Isabel Galriça Neto, Expresso, 2016.02.13

Depois da publicação há uma semana de um manifesto em defesa da despenalização da morte assistida, subscrito por personalidades das mais variadas áreas, Maria Galriça Neto (médica, deputada do CDS, diretora da Unidade de Cuidados Paliativos do Hospital da Luz e presidente da Competência de Medicina Paliativa da Ordem dos Médicos) assina uma reflexão sobre um tema que reentrou na discussão pública 
Muito nos preocupa que pessoas em situação de doença grave, terminal e incurável possam estar em sofrimento desmedido. Essa realidade é hoje tratável através de bons cuidados clínicos – os Cuidados Paliativos - que intervêm activamente no sofrimento em todas suas dimensões, evitando que ele atinja níveis intoleráveis. As pessoas assim tratadas querem viver, não querem que acabem com a sua vida. Preocupa-nos também, e muito, que tantos portugueses, cerca de 70%, não tenham ainda acesso a esses cuidados de saúde. Esta sim, é a realidade que fractura, e que urge continuar a melhorar. 

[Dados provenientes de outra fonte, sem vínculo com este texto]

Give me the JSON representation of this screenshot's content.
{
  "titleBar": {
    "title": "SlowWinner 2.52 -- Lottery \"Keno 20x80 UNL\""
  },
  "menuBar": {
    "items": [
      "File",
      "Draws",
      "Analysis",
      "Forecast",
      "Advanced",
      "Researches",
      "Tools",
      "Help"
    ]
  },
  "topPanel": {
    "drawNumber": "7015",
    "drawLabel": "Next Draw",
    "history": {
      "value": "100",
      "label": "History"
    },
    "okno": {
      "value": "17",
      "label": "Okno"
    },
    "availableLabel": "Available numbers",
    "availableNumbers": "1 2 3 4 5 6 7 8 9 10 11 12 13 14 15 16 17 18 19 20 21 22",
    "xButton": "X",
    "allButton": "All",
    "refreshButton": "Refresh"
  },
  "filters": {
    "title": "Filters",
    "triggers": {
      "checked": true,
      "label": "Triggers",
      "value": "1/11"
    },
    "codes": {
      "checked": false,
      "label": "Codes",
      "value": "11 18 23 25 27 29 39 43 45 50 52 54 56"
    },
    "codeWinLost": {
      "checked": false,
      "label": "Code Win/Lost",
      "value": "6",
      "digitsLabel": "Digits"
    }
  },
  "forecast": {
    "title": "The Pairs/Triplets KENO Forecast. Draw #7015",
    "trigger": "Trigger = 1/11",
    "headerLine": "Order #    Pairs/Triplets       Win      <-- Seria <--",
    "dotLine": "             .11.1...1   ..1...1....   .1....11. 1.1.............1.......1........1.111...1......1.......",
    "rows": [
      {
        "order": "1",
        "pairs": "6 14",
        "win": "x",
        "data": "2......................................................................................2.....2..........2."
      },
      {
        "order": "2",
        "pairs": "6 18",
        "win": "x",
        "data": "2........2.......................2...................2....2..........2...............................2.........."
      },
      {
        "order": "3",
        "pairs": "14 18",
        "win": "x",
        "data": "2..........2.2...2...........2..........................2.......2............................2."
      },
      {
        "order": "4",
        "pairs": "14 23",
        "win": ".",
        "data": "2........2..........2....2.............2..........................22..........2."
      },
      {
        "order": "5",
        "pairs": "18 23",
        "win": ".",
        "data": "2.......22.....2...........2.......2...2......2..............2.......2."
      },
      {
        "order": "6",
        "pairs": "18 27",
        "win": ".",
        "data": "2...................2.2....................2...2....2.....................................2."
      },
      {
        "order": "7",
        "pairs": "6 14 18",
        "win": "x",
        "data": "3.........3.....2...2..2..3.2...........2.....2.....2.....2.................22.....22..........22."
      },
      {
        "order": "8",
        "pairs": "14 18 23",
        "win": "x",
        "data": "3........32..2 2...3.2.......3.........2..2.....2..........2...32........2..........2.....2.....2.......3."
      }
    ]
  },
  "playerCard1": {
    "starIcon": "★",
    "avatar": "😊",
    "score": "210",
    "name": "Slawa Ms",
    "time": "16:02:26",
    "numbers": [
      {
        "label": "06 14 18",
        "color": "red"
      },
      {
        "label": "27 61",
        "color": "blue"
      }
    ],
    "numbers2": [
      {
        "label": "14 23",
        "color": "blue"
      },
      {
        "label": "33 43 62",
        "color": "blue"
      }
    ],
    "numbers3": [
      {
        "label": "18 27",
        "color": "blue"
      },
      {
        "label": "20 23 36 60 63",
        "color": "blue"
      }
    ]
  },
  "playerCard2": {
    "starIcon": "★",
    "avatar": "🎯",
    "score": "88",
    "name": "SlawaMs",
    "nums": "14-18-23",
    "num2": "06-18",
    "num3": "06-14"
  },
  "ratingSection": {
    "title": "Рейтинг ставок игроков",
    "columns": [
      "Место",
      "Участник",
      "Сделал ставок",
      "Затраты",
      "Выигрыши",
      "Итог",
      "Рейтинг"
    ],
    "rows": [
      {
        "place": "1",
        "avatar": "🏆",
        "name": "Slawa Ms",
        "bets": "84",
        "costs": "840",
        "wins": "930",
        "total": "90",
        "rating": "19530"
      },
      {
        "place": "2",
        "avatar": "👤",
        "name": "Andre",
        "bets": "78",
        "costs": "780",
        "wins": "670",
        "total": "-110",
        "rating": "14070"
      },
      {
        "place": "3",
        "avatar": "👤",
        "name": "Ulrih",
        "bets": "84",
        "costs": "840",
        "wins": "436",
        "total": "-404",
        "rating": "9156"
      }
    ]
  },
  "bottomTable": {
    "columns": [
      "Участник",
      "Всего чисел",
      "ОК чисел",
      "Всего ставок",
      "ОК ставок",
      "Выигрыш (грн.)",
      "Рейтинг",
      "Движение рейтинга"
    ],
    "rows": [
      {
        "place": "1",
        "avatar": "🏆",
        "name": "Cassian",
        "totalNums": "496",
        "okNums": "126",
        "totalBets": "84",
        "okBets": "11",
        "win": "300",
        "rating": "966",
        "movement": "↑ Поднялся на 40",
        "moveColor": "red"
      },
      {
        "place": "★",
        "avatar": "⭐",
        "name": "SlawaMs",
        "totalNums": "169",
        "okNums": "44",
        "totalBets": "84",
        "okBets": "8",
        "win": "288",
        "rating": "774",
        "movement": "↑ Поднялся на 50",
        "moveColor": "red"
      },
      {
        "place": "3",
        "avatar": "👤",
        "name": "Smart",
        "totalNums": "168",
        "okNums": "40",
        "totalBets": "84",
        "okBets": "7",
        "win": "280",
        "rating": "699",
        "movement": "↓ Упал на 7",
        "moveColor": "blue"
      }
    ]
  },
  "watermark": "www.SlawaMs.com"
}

Mais, poucos portugueses aderiram ao testamento vital, ou debatem serenamente com os seus médicos e familiares os tratamentos que entendem dever ou não dever optar por fazer e as consequências dos mesmos. Até por isso, convém relembrar que nenhum médico está ética ou legalmente obrigado a prolongar a vida de um doente incurável e terminal através de tratamentos fúteis e à custa de maior sofrimento – a chamada obstinação terapêutica. Infelizmente esta continua a acontecer, constituindo uma prática sancionável pelo código deontológico dos médicos, tal como o é aliás a eutanásia. 
A realidade das doenças que não se curam, do sofrimento humano, nomeadamente em fim de vida, é difícil de olhar nos olhos e lamentavelmente preferimos muitas vezes não a debater. Mas precisamos de o fazer. Concordamos que o sofrimento por doenças graves e incuráveis existe, mas certamente divergiremos na resposta a dar-lhe. Há que intervir. Será que para se resolver este problema a sociedade acha que retirar a vida a alguém é uma resposta aceitável? 

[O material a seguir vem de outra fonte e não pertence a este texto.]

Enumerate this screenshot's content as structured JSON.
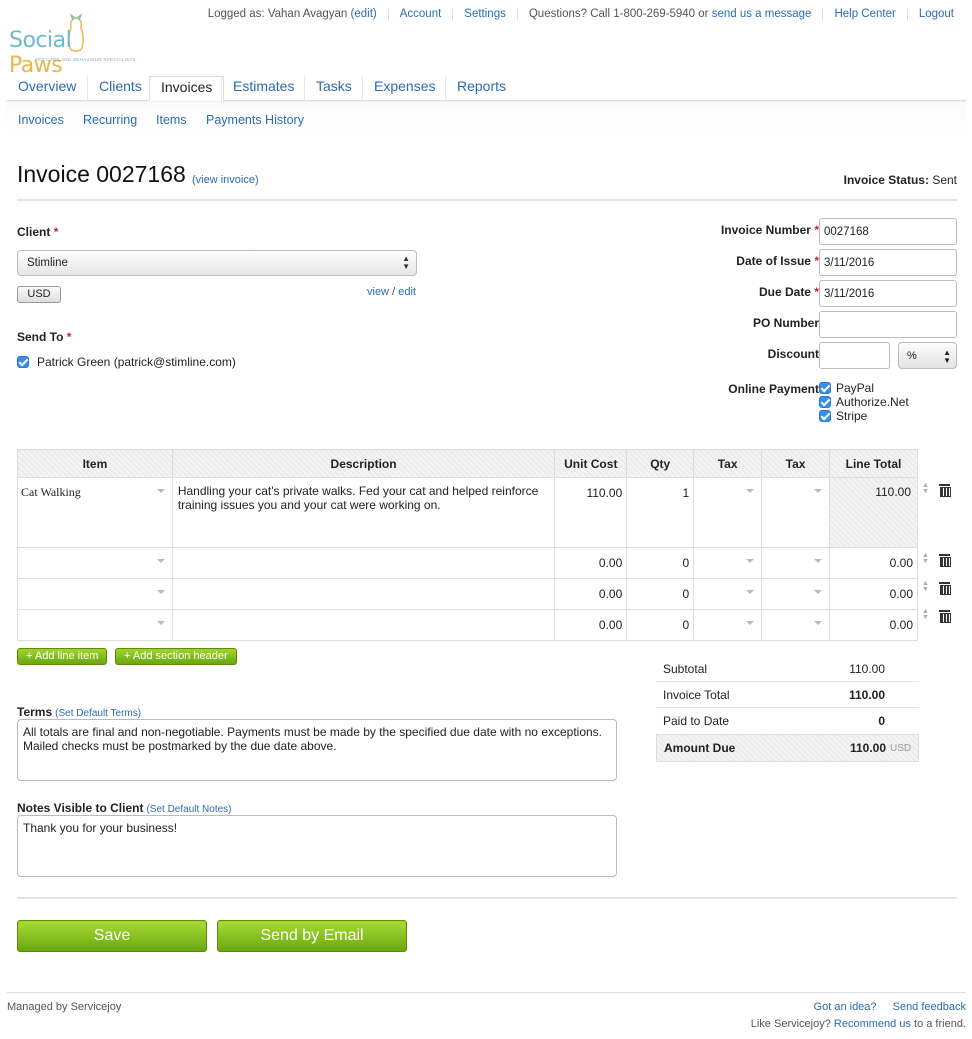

A questão da eutanásia não permite abordagens simplistas. Não é uma questão confessional, não é uma questão de direita ou de esquerda, mas também não é um tratamento médico. É sim uma questão de valores de toda uma sociedade. Exige-se um debate esclarecedor e participado, não há que ter medo dele. 
Para um debate esclarecedor, a linguagem tem que ser o mais clara possível, e para tal não servem eufemismos ou distorções. Ao associar a morte induzida por terceiros ao conceito de “morte digna”, este torna-se limitado e muito redutor, já que aparentemente só teriam Dignidade na morte aqueles a quem, para pôr fim ao seu sofrimento, é tirada intencionalmente a vida. E tal não é verdade. E já o termo “morte assistida”, outra expressão ainda mais vaga, faz questionar sobre o que acontece a muitos milhares de portugueses que morrem naturalmente, sem pedirem eutanásia, e cuja vida não é deliberadamente retirada. Terão eles mortes sem assistência? Sejamos ou não a favor da eutanásia, indubitavelmente que aspiramos a ter Dignidade na Vida e na Morte, e que quereremos ter assistência que garanta a nossa serenidade no final de vida. 
O mesmo se poderá dizer sobre a questão do “sofrimento intolerável nos doentes sem esperança de cura”, enquanto critério para solicitar eutanásia. 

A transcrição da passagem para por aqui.